– Докладывайте.

– Все в порядке, – ответили дрова глухим еловым голосом. – Пташка в клетке. Нет ли чего-нибудь пожевать?

– Подкрепляйтесь, – сказал капитан и сунул в поленницу бутерброд, завернутый в газету.

Дрова тихонько заворчали, шелестя газетой.

– Стань у сарая, – сказал Болдырев Васе, – и гляди в оба. Только не вздумай чего-нибудь делать. Стой, смотри и молчи.

– А если меня будут резать?

– Тогда кричи, – сказал Болдырев и растворился где-то за кустами смородины, за пчелиными ульями.

Вася стоял, прислонившись спиной к сараю. Справа от него была поленница дров, слева – смородина и помойка, прямо перед Васей – яблони и ульи, а за ними – дом.

В темноте Рашпиль выходил несколько раз на крыльцо, кашлял, ругался, законопачивал дырку от пули, наверно, бутылочной пробкой.

Где Болдырев, Вася не знал. Видно, пристроился поудобней, чтоб в окно глядеть.

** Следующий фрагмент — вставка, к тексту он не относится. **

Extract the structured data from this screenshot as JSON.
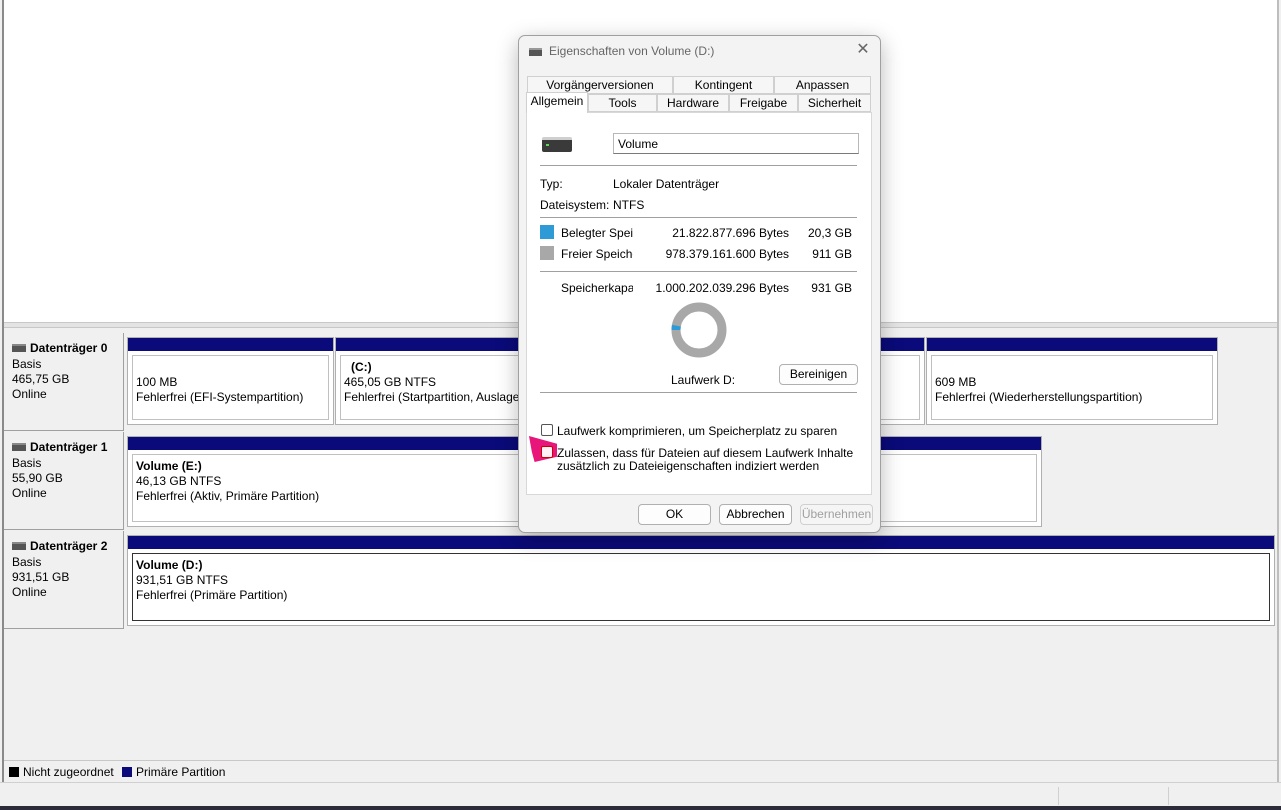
{
  "disks": [
    {
      "title": "Datenträger 0",
      "type": "Basis",
      "size": "465,75 GB",
      "status": "Online",
      "partitions": [
        {
          "title": "",
          "size": "100 MB",
          "status": "Fehlerfrei (EFI-Systempartition)"
        },
        {
          "title": "(C:)",
          "size": "465,05 GB NTFS",
          "status": "Fehlerfrei (Startpartition, Auslager"
        },
        {
          "title": "",
          "size": "609 MB",
          "status": "Fehlerfrei (Wiederherstellungspartition)"
        }
      ]
    },
    {
      "title": "Datenträger 1",
      "type": "Basis",
      "size": "55,90 GB",
      "status": "Online",
      "partitions": [
        {
          "title": "Volume  (E:)",
          "size": "46,13 GB NTFS",
          "status": "Fehlerfrei (Aktiv, Primäre Partition)"
        }
      ]
    },
    {
      "title": "Datenträger 2",
      "type": "Basis",
      "size": "931,51 GB",
      "status": "Online",
      "partitions": [
        {
          "title": "Volume  (D:)",
          "size": "931,51 GB NTFS",
          "status": "Fehlerfrei (Primäre Partition)"
        }
      ]
    }
  ],
  "legend": {
    "unallocated": "Nicht zugeordnet",
    "primary": "Primäre Partition",
    "unallocated_color": "#000000",
    "primary_color": "#0a0a7a"
  },
  "dialog": {
    "title": "Eigenschaften von Volume (D:)",
    "close_icon": "close-icon",
    "tabs_row1": [
      "Vorgängerversionen",
      "Kontingent",
      "Anpassen"
    ],
    "tabs_row2": [
      "Allgemein",
      "Tools",
      "Hardware",
      "Freigabe",
      "Sicherheit"
    ],
    "active_tab": "Allgemein",
    "volume_name": "Volume",
    "type_label": "Typ:",
    "type_value": "Lokaler Datenträger",
    "fs_label": "Dateisystem:",
    "fs_value": "NTFS",
    "used_label": "Belegter Speicl",
    "used_bytes": "21.822.877.696 Bytes",
    "used_gb": "20,3 GB",
    "used_color": "#2f9bd6",
    "free_label": "Freier Speicher",
    "free_bytes": "978.379.161.600 Bytes",
    "free_gb": "911 GB",
    "free_color": "#a8a8a8",
    "capacity_label": "Speicherkapazi",
    "capacity_bytes": "1.000.202.039.296 Bytes",
    "capacity_gb": "931 GB",
    "used_fraction": 0.0218,
    "drive_label": "Laufwerk D:",
    "cleanup_button": "Bereinigen",
    "compress_label": "Laufwerk komprimieren, um Speicherplatz zu sparen",
    "index_label_line1": "Zulassen, dass für Dateien auf diesem Laufwerk Inhalte",
    "index_label_line2": "zusätzlich zu Dateieigenschaften indiziert werden",
    "ok_button": "OK",
    "cancel_button": "Abbrechen",
    "apply_button": "Übernehmen"
  }
}
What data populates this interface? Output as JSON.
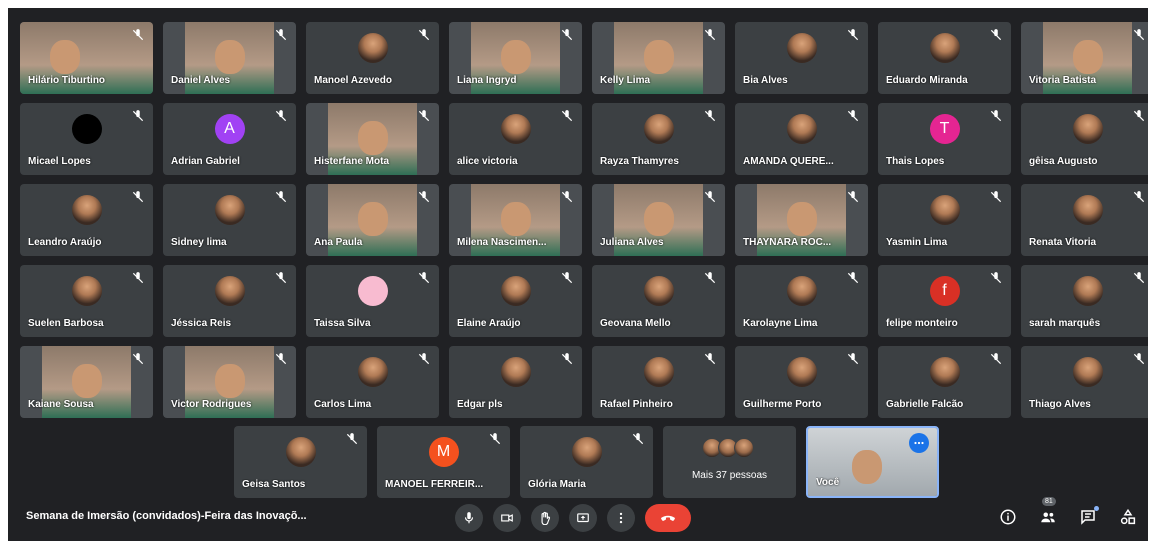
{
  "grid_tiles": [
    {
      "name": "Hilário Tiburtino",
      "kind": "video-wide"
    },
    {
      "name": "Daniel Alves",
      "kind": "video"
    },
    {
      "name": "Manoel Azevedo",
      "kind": "photo"
    },
    {
      "name": "Liana Ingryd",
      "kind": "video"
    },
    {
      "name": "Kelly Lima",
      "kind": "video"
    },
    {
      "name": "Bia Alves",
      "kind": "photo"
    },
    {
      "name": "Eduardo Miranda",
      "kind": "photo"
    },
    {
      "name": "Vitoria Batista",
      "kind": "video"
    },
    {
      "name": "Micael Lopes",
      "kind": "photo-black"
    },
    {
      "name": "Adrian Gabriel",
      "kind": "initial",
      "initial": "A",
      "color": "#a142f4"
    },
    {
      "name": "Histerfane Mota",
      "kind": "video"
    },
    {
      "name": "alice victoria",
      "kind": "photo"
    },
    {
      "name": "Rayza Thamyres",
      "kind": "photo"
    },
    {
      "name": "AMANDA QUERE...",
      "kind": "photo"
    },
    {
      "name": "Thais Lopes",
      "kind": "initial",
      "initial": "T",
      "color": "#e52592"
    },
    {
      "name": "gêisa Augusto",
      "kind": "photo"
    },
    {
      "name": "Leandro Araújo",
      "kind": "photo"
    },
    {
      "name": "Sidney lima",
      "kind": "photo"
    },
    {
      "name": "Ana Paula",
      "kind": "video"
    },
    {
      "name": "Milena Nascimen...",
      "kind": "video"
    },
    {
      "name": "Juliana Alves",
      "kind": "video"
    },
    {
      "name": "THAYNARA ROC...",
      "kind": "video"
    },
    {
      "name": "Yasmin Lima",
      "kind": "photo"
    },
    {
      "name": "Renata Vitoria",
      "kind": "photo"
    },
    {
      "name": "Suelen Barbosa",
      "kind": "photo"
    },
    {
      "name": "Jéssica Reis",
      "kind": "photo"
    },
    {
      "name": "Taissa Silva",
      "kind": "initial",
      "initial": "",
      "color": "#f8bbd0"
    },
    {
      "name": "Elaine Araújo",
      "kind": "photo"
    },
    {
      "name": "Geovana Mello",
      "kind": "photo"
    },
    {
      "name": "Karolayne Lima",
      "kind": "photo"
    },
    {
      "name": "felipe monteiro",
      "kind": "initial",
      "initial": "f",
      "color": "#d93025"
    },
    {
      "name": "sarah marquês",
      "kind": "photo"
    },
    {
      "name": "Kaiane Sousa",
      "kind": "video"
    },
    {
      "name": "Victor Rodrigues",
      "kind": "video"
    },
    {
      "name": "Carlos Lima",
      "kind": "photo"
    },
    {
      "name": "Edgar pls",
      "kind": "photo"
    },
    {
      "name": "Rafael Pinheiro",
      "kind": "photo"
    },
    {
      "name": "Guilherme Porto",
      "kind": "photo"
    },
    {
      "name": "Gabrielle Falcão",
      "kind": "photo"
    },
    {
      "name": "Thiago Alves",
      "kind": "photo"
    }
  ],
  "bottom_tiles": {
    "t1": {
      "name": "Geisa Santos"
    },
    "t2": {
      "name": "MANOEL FERREIR...",
      "initial": "M",
      "color": "#f4511e"
    },
    "t3": {
      "name": "Glória Maria"
    },
    "more": {
      "label": "Mais 37 pessoas"
    },
    "self": {
      "name": "Você"
    }
  },
  "toolbar": {
    "meeting_title": "Semana de Imersão (convidados)-Feira das Inovaçõ...",
    "people_count": "81"
  },
  "colors": {
    "accent": "#1a73e8",
    "end_call": "#ea4335",
    "tile_bg": "#3c4043",
    "meeting_bg": "#202124"
  }
}
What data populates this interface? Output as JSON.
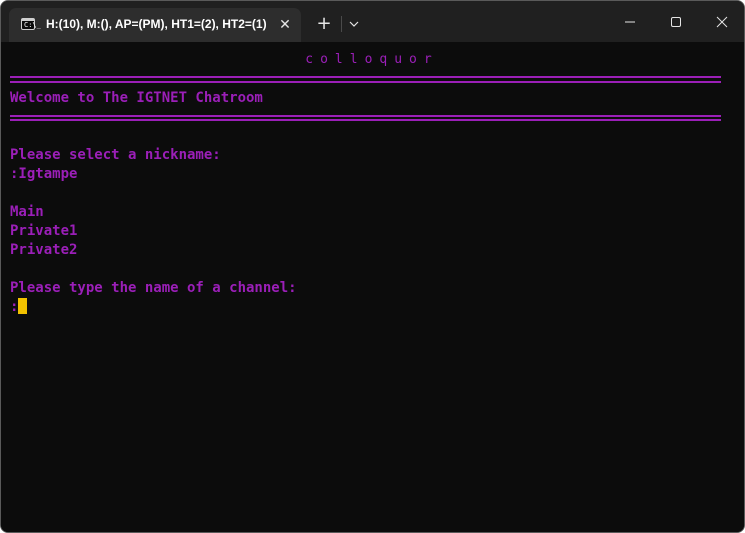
{
  "window": {
    "tab_title": "H:(10), M:(), AP=(PM), HT1=(2), HT2=(1)",
    "tab_icon_glyph": "C:\\_",
    "tab_close_glyph": "✕",
    "new_tab_glyph": "+",
    "icons": [
      "terminal-icon",
      "close-icon",
      "plus-icon",
      "chevron-down-icon",
      "minimize-icon",
      "maximize-icon",
      "window-close-icon"
    ]
  },
  "console": {
    "app_name": "colloquor",
    "welcome": "Welcome to The IGTNET Chatroom",
    "nickname_prompt": "Please select a nickname:",
    "nickname_entry": ":Igtampe",
    "channels": [
      "Main",
      "Private1",
      "Private2"
    ],
    "channel_prompt": "Please type the name of a channel:",
    "input_prefix": ":"
  },
  "colors": {
    "text": "#9b1fb8",
    "cursor": "#f2c200",
    "background": "#0c0c0c",
    "titlebar": "#202020",
    "tab": "#2d2d2d"
  }
}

В окно-то глядеть, конечно, интересней. А тут стоишь спиной к сараю и только дрова видишь, а смородину и помойку уже и не видно. Так, что-то сереет, что-то чернеет, а что это – не разберешь.

«Надо было домой ехать, – думал Вася. – Мама Евлампьевна совсем, наверно, извелась. Сидит на завалинке и плачет. Да и как не плакать – Вася-то у ней один. Может, убили Васю! Прижали в темном углу, сняли пиджак, часы „Полет“…»

Вспомнив маму, Вася совсем загрустил и бессмысленно смотрел теперь на поленницу дров, уже не различая, где березовые дрова, а где сосновые. Нет, конечно, березовые дрова были пока видны, но слабо, бледно, невыпукло. Кора-то белела, а вот черточки на ней растворились.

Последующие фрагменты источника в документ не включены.